The Burke appointment continues the relatively new and unfortunate process of retiring justices trying to select their successors rather than leaving it to the voters.
That was not the court's practice until former 2nd District Justice John Nichols resigned from the court in 1998 and tried to arrange for S. Louis Rathje to replace him on a permanent basis. Voters didn't buy that maneuver. Current Chief Justice Bob Thomas defeated Rathje in a 2000 Republican primary election.
Since then, former Justices Moses Harrison, Ben Miller and now McMorrow have engaged in similar maneuvers. Harrison's appointee, Phil Rarick, became ill and decided not to run. He was replaced by Justice Lloyd Karmeier, who won the 2004 election from the court's 5th District.

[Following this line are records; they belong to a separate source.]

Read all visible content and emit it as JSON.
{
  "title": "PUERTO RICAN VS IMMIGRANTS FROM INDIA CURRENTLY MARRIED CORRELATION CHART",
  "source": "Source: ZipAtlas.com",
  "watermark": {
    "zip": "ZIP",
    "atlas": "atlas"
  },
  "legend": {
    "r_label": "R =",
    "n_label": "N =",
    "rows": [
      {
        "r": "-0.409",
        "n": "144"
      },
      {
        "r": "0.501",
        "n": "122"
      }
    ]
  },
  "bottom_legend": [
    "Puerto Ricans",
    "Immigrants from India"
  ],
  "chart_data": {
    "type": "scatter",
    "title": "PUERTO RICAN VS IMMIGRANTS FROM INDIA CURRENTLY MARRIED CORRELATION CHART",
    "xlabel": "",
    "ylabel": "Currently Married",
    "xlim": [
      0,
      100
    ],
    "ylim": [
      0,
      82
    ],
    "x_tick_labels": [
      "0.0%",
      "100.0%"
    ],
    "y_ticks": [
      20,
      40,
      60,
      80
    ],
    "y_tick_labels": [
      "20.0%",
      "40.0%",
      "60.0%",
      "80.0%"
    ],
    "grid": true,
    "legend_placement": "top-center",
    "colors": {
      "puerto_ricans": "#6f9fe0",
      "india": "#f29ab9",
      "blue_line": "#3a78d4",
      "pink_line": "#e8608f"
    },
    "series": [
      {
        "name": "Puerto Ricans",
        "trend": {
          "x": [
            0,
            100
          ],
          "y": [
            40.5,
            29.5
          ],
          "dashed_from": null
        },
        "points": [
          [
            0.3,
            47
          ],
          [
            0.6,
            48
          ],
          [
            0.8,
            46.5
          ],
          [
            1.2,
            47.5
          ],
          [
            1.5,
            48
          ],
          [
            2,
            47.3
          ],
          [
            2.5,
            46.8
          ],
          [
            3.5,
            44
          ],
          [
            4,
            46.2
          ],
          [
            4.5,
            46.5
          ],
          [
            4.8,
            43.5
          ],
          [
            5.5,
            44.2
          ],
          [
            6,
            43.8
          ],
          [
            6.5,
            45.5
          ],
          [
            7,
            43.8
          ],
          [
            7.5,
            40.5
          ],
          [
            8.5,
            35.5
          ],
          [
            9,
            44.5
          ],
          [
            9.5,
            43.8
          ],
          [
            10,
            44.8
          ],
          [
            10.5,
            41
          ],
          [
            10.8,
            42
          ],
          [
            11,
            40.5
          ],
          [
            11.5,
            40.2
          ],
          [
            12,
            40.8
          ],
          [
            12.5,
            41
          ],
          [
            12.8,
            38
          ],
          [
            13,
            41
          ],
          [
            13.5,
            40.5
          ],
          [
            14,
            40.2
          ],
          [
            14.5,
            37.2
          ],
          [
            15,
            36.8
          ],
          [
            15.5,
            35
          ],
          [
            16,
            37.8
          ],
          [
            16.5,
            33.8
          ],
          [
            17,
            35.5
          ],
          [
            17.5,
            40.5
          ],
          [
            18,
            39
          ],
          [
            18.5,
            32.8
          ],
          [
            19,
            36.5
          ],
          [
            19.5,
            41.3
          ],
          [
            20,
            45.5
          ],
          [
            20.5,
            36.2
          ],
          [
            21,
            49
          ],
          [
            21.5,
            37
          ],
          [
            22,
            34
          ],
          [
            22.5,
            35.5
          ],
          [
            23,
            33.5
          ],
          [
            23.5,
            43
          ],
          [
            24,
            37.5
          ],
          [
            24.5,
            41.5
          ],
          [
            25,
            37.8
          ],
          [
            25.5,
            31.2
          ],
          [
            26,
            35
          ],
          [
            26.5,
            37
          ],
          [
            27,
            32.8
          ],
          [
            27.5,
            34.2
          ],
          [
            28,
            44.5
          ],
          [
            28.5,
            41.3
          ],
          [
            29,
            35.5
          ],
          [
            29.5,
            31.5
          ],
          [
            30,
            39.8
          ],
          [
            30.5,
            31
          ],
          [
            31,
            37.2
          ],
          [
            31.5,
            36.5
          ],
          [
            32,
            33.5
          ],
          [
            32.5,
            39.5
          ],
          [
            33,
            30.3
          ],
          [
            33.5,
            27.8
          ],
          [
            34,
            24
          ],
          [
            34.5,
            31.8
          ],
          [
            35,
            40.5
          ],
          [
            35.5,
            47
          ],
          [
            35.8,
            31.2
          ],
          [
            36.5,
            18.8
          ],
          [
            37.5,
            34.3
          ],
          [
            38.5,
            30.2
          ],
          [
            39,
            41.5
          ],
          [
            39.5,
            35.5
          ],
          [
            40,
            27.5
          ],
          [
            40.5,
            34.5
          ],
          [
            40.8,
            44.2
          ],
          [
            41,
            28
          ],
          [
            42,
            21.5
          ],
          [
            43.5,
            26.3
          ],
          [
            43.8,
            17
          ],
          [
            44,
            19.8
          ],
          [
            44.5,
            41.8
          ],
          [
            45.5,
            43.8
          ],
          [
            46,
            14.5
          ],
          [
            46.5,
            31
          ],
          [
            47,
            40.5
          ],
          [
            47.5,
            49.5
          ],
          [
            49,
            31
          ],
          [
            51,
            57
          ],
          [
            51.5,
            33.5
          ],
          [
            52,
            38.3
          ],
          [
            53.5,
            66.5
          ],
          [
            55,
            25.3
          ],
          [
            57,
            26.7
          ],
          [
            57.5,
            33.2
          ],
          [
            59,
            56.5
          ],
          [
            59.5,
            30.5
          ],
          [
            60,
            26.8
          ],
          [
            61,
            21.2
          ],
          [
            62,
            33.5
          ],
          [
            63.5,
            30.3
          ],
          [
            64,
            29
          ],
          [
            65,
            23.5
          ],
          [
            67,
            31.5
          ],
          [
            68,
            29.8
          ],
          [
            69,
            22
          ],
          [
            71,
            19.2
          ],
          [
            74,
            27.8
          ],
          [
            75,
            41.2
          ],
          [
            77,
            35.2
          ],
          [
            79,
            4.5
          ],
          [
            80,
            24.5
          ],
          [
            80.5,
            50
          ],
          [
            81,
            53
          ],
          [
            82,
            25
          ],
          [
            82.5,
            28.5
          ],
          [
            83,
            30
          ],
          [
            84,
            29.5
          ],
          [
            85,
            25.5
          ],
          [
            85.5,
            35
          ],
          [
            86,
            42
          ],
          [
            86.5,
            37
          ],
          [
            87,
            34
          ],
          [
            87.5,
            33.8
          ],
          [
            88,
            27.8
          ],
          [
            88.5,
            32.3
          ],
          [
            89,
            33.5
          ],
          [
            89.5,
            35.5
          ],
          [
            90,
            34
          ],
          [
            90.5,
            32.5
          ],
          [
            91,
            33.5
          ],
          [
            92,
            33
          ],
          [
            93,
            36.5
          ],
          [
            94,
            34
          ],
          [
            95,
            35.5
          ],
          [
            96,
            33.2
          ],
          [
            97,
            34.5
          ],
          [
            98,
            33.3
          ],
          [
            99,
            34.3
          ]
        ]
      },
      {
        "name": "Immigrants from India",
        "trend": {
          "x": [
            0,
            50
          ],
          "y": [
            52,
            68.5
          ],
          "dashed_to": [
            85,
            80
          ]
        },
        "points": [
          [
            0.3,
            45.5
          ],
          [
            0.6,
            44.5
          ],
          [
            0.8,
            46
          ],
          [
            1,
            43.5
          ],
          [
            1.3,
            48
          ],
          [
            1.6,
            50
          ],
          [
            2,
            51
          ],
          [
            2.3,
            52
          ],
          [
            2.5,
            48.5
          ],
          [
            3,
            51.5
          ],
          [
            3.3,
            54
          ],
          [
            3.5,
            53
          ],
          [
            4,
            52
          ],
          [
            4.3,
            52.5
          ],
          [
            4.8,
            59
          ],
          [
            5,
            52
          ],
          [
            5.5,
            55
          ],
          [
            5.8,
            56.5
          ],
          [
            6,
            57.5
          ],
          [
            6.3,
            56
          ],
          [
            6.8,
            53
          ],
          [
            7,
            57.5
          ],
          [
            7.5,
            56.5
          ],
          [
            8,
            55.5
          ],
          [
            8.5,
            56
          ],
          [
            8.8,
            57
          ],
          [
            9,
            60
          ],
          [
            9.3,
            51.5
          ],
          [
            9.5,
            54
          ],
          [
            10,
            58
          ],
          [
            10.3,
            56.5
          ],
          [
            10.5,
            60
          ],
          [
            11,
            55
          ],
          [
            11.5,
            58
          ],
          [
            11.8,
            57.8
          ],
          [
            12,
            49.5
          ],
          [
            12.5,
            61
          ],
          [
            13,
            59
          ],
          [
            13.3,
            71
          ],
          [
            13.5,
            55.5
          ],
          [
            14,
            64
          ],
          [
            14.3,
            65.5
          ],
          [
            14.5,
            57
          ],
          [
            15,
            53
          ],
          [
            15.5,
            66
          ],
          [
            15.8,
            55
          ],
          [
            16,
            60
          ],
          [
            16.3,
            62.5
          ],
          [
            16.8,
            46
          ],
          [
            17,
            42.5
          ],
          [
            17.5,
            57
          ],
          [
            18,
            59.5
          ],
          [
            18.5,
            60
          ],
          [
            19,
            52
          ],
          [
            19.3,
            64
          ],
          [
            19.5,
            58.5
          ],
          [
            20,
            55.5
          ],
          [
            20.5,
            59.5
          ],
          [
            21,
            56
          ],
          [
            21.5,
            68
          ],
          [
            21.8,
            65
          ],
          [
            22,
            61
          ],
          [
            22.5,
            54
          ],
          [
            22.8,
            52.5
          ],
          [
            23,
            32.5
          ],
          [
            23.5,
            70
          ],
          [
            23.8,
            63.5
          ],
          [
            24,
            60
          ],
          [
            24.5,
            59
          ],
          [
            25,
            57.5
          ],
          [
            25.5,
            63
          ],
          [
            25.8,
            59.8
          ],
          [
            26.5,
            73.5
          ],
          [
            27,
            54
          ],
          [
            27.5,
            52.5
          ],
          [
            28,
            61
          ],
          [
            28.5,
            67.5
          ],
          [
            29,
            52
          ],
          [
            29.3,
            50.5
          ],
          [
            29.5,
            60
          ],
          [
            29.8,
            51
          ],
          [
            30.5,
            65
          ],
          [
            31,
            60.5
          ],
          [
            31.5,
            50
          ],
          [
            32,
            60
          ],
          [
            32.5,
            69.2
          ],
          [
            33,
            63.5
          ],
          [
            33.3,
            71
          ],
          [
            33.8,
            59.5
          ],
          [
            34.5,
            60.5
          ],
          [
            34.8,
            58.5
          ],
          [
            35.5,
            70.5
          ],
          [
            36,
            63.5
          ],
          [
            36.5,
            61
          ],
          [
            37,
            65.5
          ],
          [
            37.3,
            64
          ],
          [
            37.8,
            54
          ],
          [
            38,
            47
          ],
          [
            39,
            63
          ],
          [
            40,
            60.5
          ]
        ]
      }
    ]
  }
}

Miller was successful, naming Rita Garman as his replacement. She was later elected in her own right.
At any rate, the trend is clear as is it regrettable.
While widely praised for her work, the 62-year-old Burke came late to the law and was a relatively inexperienced lawyer when she was appointed by McMorrow to the appellate court in 1995. But, with the right political patrons, a lawyer need not have much experience to become an influential judge.
Since her appointment to the appellate court, Burke has been a Supreme Court justice in waiting. Last week, that wait came to an end.
It remains to be seen how the politics of the Burke appointment play in Cook County, where ethnic divisions can produce fierce political fights. But soon-to-be Illinois Supreme Court Justice Burke not only will have her strong political ties but a two-year head start and the power of incumbency as she strives to win the seat on her own.